PD Hinweis: Wenn Du diese Seite bearbeitest, stimmst Du zu, dass Dein Beitrag unter der [CC0] veröffentlicht wird. Mehr Informationen findest du auf der Public Domain Hilfeseite. PD

The insource:// syntax implements reasonably efficient regular expression searches written in Lucene's dialect. For efficiency reasons there is a limit to how complex these regexes can be.

Welche Syntax wird als komplex betrachtet?

The biggest increases in complexity come from non-determinism followed by repetition. That looks like this:

insource:/[ac]*a[ac]{50,200}/

The [ac]* part is non-deterministic and the [ac]{50,200} is a repeat. On the other hand this is better:

insource:/[ac]*a[de]{50,200}/

Because [de]{50,200} doesn't overlap with [ac]*. It's still complex and still cannot be fully accelerated but it isn't rejected outright and we will try to match it.

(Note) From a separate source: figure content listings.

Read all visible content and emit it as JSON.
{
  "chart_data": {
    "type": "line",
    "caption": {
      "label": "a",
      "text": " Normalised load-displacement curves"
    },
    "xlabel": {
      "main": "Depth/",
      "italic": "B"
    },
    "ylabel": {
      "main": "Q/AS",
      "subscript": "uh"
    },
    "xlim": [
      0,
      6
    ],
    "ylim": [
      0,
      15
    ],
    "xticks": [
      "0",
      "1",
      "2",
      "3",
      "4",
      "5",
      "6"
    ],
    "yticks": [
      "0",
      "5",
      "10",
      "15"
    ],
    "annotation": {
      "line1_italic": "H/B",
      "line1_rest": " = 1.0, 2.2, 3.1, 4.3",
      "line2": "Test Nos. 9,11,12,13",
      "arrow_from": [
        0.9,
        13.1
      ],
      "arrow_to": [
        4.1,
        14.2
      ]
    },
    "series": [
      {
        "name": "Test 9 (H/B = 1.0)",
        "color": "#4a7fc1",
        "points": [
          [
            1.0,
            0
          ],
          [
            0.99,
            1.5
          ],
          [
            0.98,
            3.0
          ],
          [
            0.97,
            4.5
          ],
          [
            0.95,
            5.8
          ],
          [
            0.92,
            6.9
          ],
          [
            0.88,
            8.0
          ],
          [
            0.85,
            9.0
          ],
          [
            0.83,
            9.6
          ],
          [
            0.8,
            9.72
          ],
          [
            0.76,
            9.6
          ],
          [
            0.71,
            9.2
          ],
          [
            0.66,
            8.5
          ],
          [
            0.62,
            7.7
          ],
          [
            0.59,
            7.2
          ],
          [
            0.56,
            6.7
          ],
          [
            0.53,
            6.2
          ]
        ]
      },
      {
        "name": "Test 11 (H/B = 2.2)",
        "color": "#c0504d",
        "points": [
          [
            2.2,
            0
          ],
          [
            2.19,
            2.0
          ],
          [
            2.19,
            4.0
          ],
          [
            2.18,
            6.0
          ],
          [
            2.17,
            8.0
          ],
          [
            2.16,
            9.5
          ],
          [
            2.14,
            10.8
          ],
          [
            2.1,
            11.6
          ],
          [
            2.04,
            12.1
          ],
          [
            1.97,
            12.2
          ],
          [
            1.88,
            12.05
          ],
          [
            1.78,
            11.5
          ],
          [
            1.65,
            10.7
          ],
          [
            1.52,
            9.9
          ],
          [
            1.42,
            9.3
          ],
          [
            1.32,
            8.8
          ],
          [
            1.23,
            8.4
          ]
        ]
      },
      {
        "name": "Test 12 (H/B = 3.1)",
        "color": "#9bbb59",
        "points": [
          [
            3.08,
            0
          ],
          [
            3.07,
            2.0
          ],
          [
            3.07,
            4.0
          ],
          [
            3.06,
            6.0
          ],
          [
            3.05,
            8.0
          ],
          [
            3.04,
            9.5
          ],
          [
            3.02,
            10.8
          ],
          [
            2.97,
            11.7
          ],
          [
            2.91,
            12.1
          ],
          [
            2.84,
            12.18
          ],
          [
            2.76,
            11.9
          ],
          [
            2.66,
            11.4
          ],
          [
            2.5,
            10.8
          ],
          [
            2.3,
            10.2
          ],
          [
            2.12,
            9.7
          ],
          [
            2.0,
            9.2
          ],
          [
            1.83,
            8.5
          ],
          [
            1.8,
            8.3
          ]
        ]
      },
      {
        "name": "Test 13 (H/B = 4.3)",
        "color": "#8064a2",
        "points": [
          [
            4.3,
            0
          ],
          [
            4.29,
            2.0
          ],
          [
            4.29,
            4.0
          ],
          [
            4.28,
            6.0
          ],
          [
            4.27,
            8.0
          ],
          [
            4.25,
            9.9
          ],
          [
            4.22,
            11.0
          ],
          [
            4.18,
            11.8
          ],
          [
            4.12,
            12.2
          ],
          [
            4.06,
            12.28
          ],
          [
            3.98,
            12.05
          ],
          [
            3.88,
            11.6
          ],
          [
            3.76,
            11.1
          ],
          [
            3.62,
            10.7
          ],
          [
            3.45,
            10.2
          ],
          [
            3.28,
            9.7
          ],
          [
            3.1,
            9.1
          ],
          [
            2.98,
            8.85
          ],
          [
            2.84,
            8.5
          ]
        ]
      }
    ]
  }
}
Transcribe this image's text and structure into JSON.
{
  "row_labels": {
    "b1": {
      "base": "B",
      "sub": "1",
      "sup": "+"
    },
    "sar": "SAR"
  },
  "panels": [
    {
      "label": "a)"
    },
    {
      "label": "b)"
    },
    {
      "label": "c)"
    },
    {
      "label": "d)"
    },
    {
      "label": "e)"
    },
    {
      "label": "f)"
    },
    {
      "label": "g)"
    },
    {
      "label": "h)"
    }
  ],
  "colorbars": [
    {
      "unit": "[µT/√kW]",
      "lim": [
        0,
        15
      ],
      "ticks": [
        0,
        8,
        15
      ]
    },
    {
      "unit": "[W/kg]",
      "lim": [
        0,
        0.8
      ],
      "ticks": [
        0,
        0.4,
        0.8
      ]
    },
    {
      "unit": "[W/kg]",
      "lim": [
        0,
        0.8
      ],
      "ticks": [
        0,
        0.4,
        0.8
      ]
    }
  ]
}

Generally the repetition adds more complexity than it is worth. Better to just repeat, so:

insource:/[ac]*a.*[^"]+\"/

is much less complex than:

insource:/[ac]*a.*[^"]{50,100}\"/

Warum?

Lucene compiles regular expressions to DFAs. It does this by converting the regular expressions to NFAs and then converting those to DFAs. The worst case complexity for that operation is exponential on the number of states in the NFA and the NFA's number of states is related to the regular expression. Non-determinism followed by repetition followed by repetition triggers that exponential state growth. We limit the number of states to 20,000 to prevent them from eating all of our memory.